Once I get the hose issue fixed I will reach inside and pull the wire 71V from the remote throttle solenoid and see if I can repeat the tool switch issue.

Hopefully this will save someone else someday and thus the separate thread. Maybe someone else can fill in the mystery on the hydraulic solenoid. I will keep looking and will reply if I find something
Last edited:


New member
Steel Soldiers Supporter
Old Saybrook, CT
Rear/Aux Tool throttle controls - Overflow Value corrosion

So here's a bit more information on the mysteries of the rear/tool throttle control. (I wish I'd taken a few pics, and this would have been easier to explain and a shorter message!)

The rear throttle control also stopped working on my SEE. I went through a similar diagnostics per your (peakbaggers) fault finding to check for rodent wiring damage and switch functions. All was good, and I could also hear the solenoid controls activating with the rear switch and tool control switches, but no increased engine revs!

The main throttle linkages were all good and aligned. The main air pressure tank was 106 psi, but the pneumatic throttle piston (under the driver's side of the cab) was still not activated, increasing the throttle/engine revs.

I traced the various air lines to the pressure control/regulator (overflow value in TM 5-2420-224-20-2 page 4-305 attached below) on the transverse cross member behind the cab - no air leaks.


Removed the regulator to check the diaphragm was ok and for airline gunk blockages. All look good and relatively clean.

BUT then removed the spring-loaded white plastic regulator value inside the body and found the plastic piston-looking thing seized in the aluminum body, stopping the valve from opening and releasing air pressure to the throttle piston! The plastic piston was still seized even with the adjustments screw on this regulator was backed off. (Note: on my SEE, this regulator differs from the other main air overflow regulators).

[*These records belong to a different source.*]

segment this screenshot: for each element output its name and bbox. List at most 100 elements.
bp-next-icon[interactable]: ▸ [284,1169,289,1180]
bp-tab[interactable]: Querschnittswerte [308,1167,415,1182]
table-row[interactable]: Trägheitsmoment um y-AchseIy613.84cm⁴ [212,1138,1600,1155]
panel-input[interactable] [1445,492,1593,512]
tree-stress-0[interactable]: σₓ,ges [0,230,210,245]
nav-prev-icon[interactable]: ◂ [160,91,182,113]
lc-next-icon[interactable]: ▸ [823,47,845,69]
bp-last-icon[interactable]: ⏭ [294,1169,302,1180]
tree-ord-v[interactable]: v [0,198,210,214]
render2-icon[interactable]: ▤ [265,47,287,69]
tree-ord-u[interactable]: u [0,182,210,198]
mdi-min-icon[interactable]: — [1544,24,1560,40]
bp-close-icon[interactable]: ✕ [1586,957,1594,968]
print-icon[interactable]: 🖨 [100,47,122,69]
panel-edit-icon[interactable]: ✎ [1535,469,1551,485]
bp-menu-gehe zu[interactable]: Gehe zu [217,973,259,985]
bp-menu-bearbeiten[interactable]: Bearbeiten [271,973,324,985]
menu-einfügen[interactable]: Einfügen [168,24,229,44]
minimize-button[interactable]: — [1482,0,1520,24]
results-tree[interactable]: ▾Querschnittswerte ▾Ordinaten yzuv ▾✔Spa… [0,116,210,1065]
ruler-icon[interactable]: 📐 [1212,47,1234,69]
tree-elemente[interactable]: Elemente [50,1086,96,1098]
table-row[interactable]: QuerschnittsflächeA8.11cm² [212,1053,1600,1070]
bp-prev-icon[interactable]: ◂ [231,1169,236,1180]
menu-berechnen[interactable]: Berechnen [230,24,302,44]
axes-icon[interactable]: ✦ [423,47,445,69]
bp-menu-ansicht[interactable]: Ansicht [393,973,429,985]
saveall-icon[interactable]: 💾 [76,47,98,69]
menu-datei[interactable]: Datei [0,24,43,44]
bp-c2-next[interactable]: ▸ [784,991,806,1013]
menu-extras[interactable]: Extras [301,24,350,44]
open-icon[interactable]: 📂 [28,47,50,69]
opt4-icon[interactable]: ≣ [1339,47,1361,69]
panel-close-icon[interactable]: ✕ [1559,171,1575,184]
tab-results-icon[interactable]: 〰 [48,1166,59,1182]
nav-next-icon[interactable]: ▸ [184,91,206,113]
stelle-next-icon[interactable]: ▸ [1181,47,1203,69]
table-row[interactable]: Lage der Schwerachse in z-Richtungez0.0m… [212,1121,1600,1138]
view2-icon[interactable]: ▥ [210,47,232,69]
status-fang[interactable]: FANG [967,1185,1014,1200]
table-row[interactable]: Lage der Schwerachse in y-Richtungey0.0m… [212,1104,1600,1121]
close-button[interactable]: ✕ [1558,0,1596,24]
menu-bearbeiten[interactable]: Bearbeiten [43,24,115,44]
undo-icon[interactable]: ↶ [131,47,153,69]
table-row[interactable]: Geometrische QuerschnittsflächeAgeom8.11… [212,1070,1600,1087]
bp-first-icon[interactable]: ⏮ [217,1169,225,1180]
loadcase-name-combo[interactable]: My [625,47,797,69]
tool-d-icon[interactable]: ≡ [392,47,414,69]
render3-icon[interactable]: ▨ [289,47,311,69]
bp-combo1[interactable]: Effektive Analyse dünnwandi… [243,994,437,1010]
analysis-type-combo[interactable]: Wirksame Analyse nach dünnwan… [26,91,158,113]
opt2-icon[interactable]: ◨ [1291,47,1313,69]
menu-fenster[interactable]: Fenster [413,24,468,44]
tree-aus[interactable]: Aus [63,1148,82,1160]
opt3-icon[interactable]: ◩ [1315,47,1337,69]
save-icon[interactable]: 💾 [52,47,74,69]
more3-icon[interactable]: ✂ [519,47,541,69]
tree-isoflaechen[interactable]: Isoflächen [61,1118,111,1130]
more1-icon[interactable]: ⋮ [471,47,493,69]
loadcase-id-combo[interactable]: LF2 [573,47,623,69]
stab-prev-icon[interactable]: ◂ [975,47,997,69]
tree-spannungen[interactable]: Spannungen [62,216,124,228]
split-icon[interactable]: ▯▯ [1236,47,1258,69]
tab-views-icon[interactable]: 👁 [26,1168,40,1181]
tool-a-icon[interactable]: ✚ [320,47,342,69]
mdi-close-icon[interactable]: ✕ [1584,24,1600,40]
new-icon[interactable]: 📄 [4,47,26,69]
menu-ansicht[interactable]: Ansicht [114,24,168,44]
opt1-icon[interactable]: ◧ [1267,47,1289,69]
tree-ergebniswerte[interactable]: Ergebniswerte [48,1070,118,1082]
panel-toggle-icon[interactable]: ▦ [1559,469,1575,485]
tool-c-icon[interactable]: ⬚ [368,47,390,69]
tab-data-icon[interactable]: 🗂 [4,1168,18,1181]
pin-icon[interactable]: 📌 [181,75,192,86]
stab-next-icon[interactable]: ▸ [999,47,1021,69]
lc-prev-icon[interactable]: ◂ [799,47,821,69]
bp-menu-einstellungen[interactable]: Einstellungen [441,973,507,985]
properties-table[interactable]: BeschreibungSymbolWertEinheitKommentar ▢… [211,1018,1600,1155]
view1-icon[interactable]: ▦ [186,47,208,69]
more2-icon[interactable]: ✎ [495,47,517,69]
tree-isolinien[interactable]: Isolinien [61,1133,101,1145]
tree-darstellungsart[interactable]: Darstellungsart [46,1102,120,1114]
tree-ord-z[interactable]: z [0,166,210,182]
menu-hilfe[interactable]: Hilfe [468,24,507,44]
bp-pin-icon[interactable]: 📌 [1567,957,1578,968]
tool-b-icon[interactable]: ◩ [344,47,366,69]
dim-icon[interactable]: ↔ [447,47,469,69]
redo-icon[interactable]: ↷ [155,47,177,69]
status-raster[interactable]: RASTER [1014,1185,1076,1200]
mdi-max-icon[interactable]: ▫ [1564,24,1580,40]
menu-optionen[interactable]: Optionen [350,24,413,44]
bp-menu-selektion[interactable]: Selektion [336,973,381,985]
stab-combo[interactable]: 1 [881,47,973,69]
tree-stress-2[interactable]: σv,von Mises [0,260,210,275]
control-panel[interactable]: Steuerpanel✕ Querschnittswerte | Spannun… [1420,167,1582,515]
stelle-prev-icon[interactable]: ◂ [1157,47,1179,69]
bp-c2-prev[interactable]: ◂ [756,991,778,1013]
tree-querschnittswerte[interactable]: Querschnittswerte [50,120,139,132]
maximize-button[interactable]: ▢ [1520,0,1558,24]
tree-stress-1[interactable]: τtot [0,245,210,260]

There is no seal between the adjustment screw at the top of the body and a spring-loaded plastic piston/valve inside the valve body. Water got in, corroded the aluminum bore, and locked up the plastic piston in the bore.

Cleaned up the corrosion so the white plastic piston moved freely, reinstalled the control valve, and the rear/tool throttle controls were back in action.

I hope this added info helps restore a few more throttle controls…

PS. If you have a problem with 2/4WD/Diff-lock control, I'm pretty sure the output from this overflow value also feeds the 4WD and Diff-lock control switch, so without air through the value, the drive control would have a problem!